Oyun Hitler'e ve bu dönemin kodamanlarına karşı yazılmıştı. Gangster dünyası terimlerine aktarılmış olan bu öykünün, insanların ileriki zamanlarda somut bilgilerden genellemeler yapmalarına ve faşist eğilimleri saptamalarına izin verecek şekilde somut olarak anlaşılmadıkça hiçbir genel sonuç çıkarılamaz. İşe genelleştirmeyle -örneğin karakterleri sadece Hitler ve Hindenburg'la özdeşleşebilir kılmayarak- başlamak olayları daha az somutlaştırır ve herhangi bir doğru tarihsel genellemenin yapılmasını engeller. Bu, özellikle, tarihsel olayların pek az hatırlandığı ve tepedeki Nazilerin (fotoğraflarından başka) gerçekte tanınmadığı kendi zamanımız için doğrudur. Brecht'in kendisi böylesine temkinli bir yönelimi reddeder, olabildiğince imalı isimler (Dogsborough, Giri, Roma, vb...) kullanır ve sabitlenmiş ses, jest ve maske benzerlikleri arar. Bu olmadan, çalışma bir roman â clef (6) düzeyine iner.

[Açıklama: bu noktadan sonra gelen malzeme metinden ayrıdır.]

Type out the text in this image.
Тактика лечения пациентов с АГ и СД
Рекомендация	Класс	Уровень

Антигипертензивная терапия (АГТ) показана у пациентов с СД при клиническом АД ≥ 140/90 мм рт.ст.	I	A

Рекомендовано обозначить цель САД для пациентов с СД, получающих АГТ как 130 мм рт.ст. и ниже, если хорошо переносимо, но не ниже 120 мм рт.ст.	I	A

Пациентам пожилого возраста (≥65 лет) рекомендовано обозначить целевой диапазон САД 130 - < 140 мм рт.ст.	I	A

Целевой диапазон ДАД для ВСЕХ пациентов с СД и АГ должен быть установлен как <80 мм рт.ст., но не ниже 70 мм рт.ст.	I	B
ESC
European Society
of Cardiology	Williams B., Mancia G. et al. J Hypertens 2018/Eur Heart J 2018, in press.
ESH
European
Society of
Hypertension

Sahne 4 Müşterek Bahisçinin Ofisi
Liderler grubu -Ui, Ragg ve Roma- diğer gangsterlerle müşterek bahisçinin ofisinde bir araya geldiler; sonuçta aralarındaki tartışma liderlik özelliği olan kişilikler arasındaki hayati bir konuşma olmak ye-rine gündelik bir muhabbete dönüştü; zira kriz herkesin önünde rahatlıkla tartışılamazdı. Bu, hiçbir şekilde bir patron olarak değil daha çok güçlülerin elindeki edilgin bir oyuncak olarak sunulan Arturo Ui'nin değişmeyen uysal, silik, esnek, güvensiz tavrıyla vurgulanmıştı. Böyle sefil ve kör bir ışık altında sunulan planları tehlikeli gibi görünmedi; gösterilen şey, fiili çılgınlığın kendisi kadar büyük ölçekte planlanmış bir çılgınlık değildi. Bu, Nazilerin mantıklı yaklaşımının -itiraf etmek gerekir ki aslında çılgınlık ve mantıksızlık temelinde gelişmişti- hiçbir zaman oluşturulmadığı anlamına geliyordu, bu yüzden de müteakip her aksiyon az çok tesadüfen gerçekleşmiş ve çok büyük bir çaba harcanmadan keşfedilmiş görünüyordu. Bu nedenle Nazizm bir sistem olmak yerine gelişigüzel ve bireyci bir olgu olarak ortaya çıktı: çılgınlık ve sistemsizlik üstüne kurulu bir sistem.
Önemsiz dalavereler, büyük çapta tasarlanmış, üzerinde uzun uzun düşünülmüş el altından gerçekleştirilen eylemler olmalıdırlar; kafa patlatarak gerçekleştirilen kafasızlık işleri.

Bir Karakter Olarak Ui
Ui, güçlülerin (Goebbels, Göring, Papen) elinde edilgin bir oyuncak olarak sunulmuştu. Oyun boyunca değişmeden kalan marazi özellikleri vardır. Başından sonuna kadar, büyük konuşmaları sırasında bile Givola'nın suflelerine ve dürtüklemelerine ihtiyaç duyarak yorgunluk ve girişimcilik eksikliği belirtileri gösterdi. Bu sayede karakter zayıflatıldı ve sorumluluğun esas yükü güçlülere atıldı; ama neden özellikle güçlü olduklarına dair herhangi bir açıklama yapılmadan.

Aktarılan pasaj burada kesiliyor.